Kultur: Jan Ulrich Welke (juw)

Die Band selber wiederum, die übrigens schon vor Jahren ihren Sitz aus steuerlichen Gründen in die Niederlande verlegte, liefert von einer sehr gönnerhaften Warte ein denkbar schlechtes Vorbild für alle Musiker, die tatsächlich versuchen, mit Schallplattenverkäufen ihren Lebensunterhalt zu verdienen. Dass zudem ausgerechnet die Band ihre Seele an eine Reklamekampagne verkauft, deren Vorsteher Bono erklärtermaßen als Gutmensch bei jeder sich bietenden Gelegenheit die Welt zu verbessern trachtet, sei nur am Rande vermerkt.

 

Die Hörer schließlich dürfen sich über die Gratislieferung freuen, vielleicht sogar im guten Glauben, mit ihrem sauer verdienten Geld nicht auch noch das Luxusleben echter Spitzenverdiener finanzieren zu müssen. Sie dürfen sich allerdings auch fragen, ob sie nicht monatelang bewusst von ihren Idolen hingehalten wurden, die erst einmal ausloten wollten, wie maximaler Profit zu erzielen ist. Ob sie hier nicht vielmehr ein „Geschenk“ von Musikern erhalten, die ein Album nicht als künstlerisches Produkt publizieren, sondern es eher als Werbung für ihre gewinnbringende Tournee einsetzen.
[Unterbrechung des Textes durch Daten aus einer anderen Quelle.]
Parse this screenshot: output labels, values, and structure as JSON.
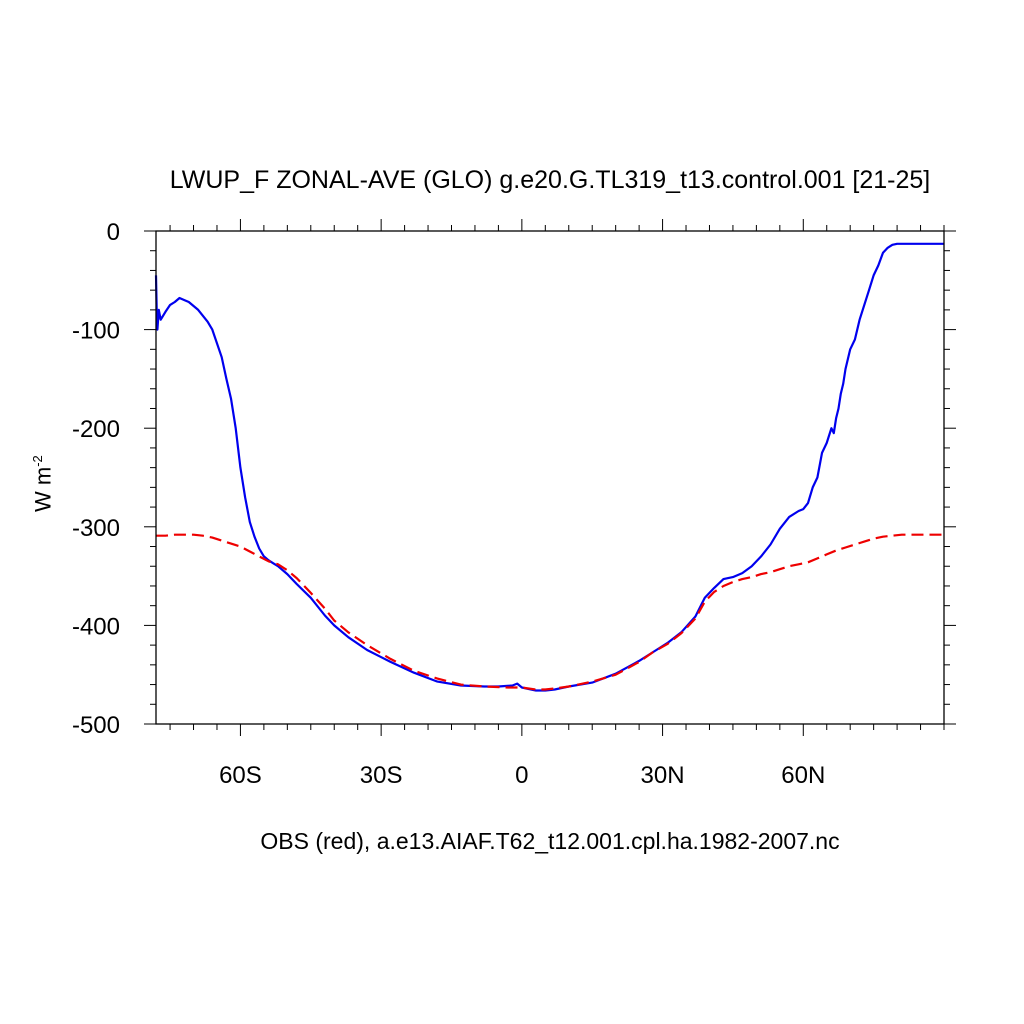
{
  "chart_data": {
    "type": "line",
    "title": "LWUP_F ZONAL-AVE (GLO) g.e20.G.TL319_t13.control.001 [21-25]",
    "subtitle": "OBS (red), a.e13.AIAF.T62_t12.001.cpl.ha.1982-2007.nc",
    "ylabel": "W m",
    "ylabel_superscript": "-2",
    "xlim": [
      -78,
      90
    ],
    "ylim": [
      -500,
      0
    ],
    "y_ticks": [
      0,
      -100,
      -200,
      -300,
      -400,
      -500
    ],
    "y_tick_labels": [
      "0",
      "-100",
      "-200",
      "-300",
      "-400",
      "-500"
    ],
    "x_ticks": [
      -60,
      -30,
      0,
      30,
      60
    ],
    "x_tick_labels": [
      "60S",
      "30S",
      "0",
      "30N",
      "60N"
    ],
    "colors": {
      "model": "#0000ee",
      "obs": "#ee0000"
    },
    "series": [
      {
        "name": "model",
        "style": "solid",
        "x": [
          -78,
          -77.8,
          -77.7,
          -77.4,
          -77,
          -76,
          -75,
          -74,
          -73,
          -72,
          -71,
          -69,
          -67,
          -66,
          -64,
          -63,
          -62,
          -61,
          -60,
          -59,
          -58,
          -57,
          -56,
          -55,
          -54,
          -53,
          -52,
          -50,
          -48,
          -45,
          -42,
          -40,
          -37,
          -33,
          -28,
          -23,
          -18,
          -13,
          -8,
          -5,
          -2,
          -1,
          0,
          1,
          3,
          5,
          7,
          10,
          15,
          20,
          25,
          28,
          31,
          34,
          37,
          39,
          41,
          43,
          45,
          47,
          49,
          51,
          53,
          55,
          57,
          59,
          60,
          61,
          62,
          63,
          64,
          65,
          66,
          66.5,
          67,
          67.5,
          68,
          68.5,
          69,
          70,
          71,
          72,
          73,
          74,
          75,
          76,
          77,
          78,
          79,
          80,
          81,
          82,
          83,
          84,
          86,
          88,
          90
        ],
        "y": [
          -45,
          -90,
          -100,
          -80,
          -90,
          -82,
          -75,
          -72,
          -68,
          -70,
          -72,
          -80,
          -92,
          -100,
          -128,
          -150,
          -170,
          -200,
          -240,
          -270,
          -295,
          -310,
          -322,
          -330,
          -334,
          -337,
          -340,
          -348,
          -358,
          -372,
          -390,
          -400,
          -412,
          -425,
          -437,
          -448,
          -457,
          -461,
          -462,
          -462,
          -461,
          -459,
          -463,
          -464,
          -466,
          -466,
          -465,
          -462,
          -458,
          -449,
          -436,
          -427,
          -418,
          -407,
          -391,
          -372,
          -362,
          -353,
          -351,
          -347,
          -340,
          -330,
          -318,
          -302,
          -290,
          -284,
          -282,
          -276,
          -260,
          -250,
          -225,
          -215,
          -200,
          -205,
          -190,
          -180,
          -165,
          -155,
          -140,
          -120,
          -110,
          -90,
          -75,
          -60,
          -45,
          -35,
          -22,
          -17,
          -14,
          -13,
          -13,
          -13,
          -13,
          -13,
          -13,
          -13,
          -13
        ]
      },
      {
        "name": "obs",
        "style": "dashed",
        "x": [
          -78,
          -76,
          -74,
          -72,
          -70,
          -68,
          -66,
          -64,
          -62,
          -60,
          -58,
          -56,
          -54,
          -52,
          -50,
          -48,
          -45,
          -42,
          -40,
          -37,
          -33,
          -28,
          -23,
          -18,
          -13,
          -8,
          -3,
          0,
          3,
          5,
          7,
          10,
          15,
          20,
          25,
          28,
          31,
          34,
          37,
          39,
          41,
          43,
          45,
          47,
          49,
          51,
          53,
          55,
          57,
          59,
          61,
          63,
          65,
          67,
          69,
          71,
          73,
          75,
          77,
          79,
          81,
          83,
          85,
          87,
          90
        ],
        "y": [
          -309,
          -309,
          -308,
          -308,
          -308,
          -309,
          -311,
          -314,
          -317,
          -320,
          -325,
          -330,
          -335,
          -338,
          -344,
          -352,
          -367,
          -383,
          -395,
          -407,
          -420,
          -434,
          -446,
          -454,
          -460,
          -462,
          -463,
          -463,
          -465,
          -465,
          -464,
          -462,
          -457,
          -450,
          -437,
          -427,
          -419,
          -408,
          -393,
          -376,
          -366,
          -360,
          -356,
          -353,
          -351,
          -348,
          -346,
          -343,
          -340,
          -338,
          -336,
          -332,
          -328,
          -324,
          -321,
          -318,
          -315,
          -312,
          -310,
          -309,
          -308,
          -308,
          -308,
          -308,
          -308
        ]
      }
    ]
  }
}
Und ob es nicht eigentlich eine ziemliche Entmündigung der „Konsumenten“ ist, wenn Apple dieses Album, wie jetzt geschehen, nicht etwa zum Gratisdownload anbietet, sondern es ungefragt seinen Kunden in deren I-TunesBibliothek hinzufügt.

Es gab schon einige Musiker, die ihre Musik auf unkonventionelle Weise veröffentlicht haben. Die Nine Inch Nails etwa hatten „The Slip“ kostenlos zum Download angeboten, weil sie sich mit ihrer Plattenfirma überworfen hatten. Prince ließ sein Album „Planet Earth“ vor der Veröffentlichung der britischen Zeitung „Mail on Sunday“ beilegen, um die Plattenindustrie zu ärgern. Die Band Radiohead veröffentlichte ihr Album „In Rainbows“ zunächst als interessantes Experiment mit der Maßgabe auf ihrer Homepage, dass jeder für den Download den ihm angemessen erscheinenden Preis zahlen möge. Alle diese Alben fanden hinterher aber auch im Plattenladen noch ihre Käufer. Wer warum in fünf Wochen noch das „neue“ Album „Songs of Innocence“ von U2 kaufen soll, wissen nur die Popgötter.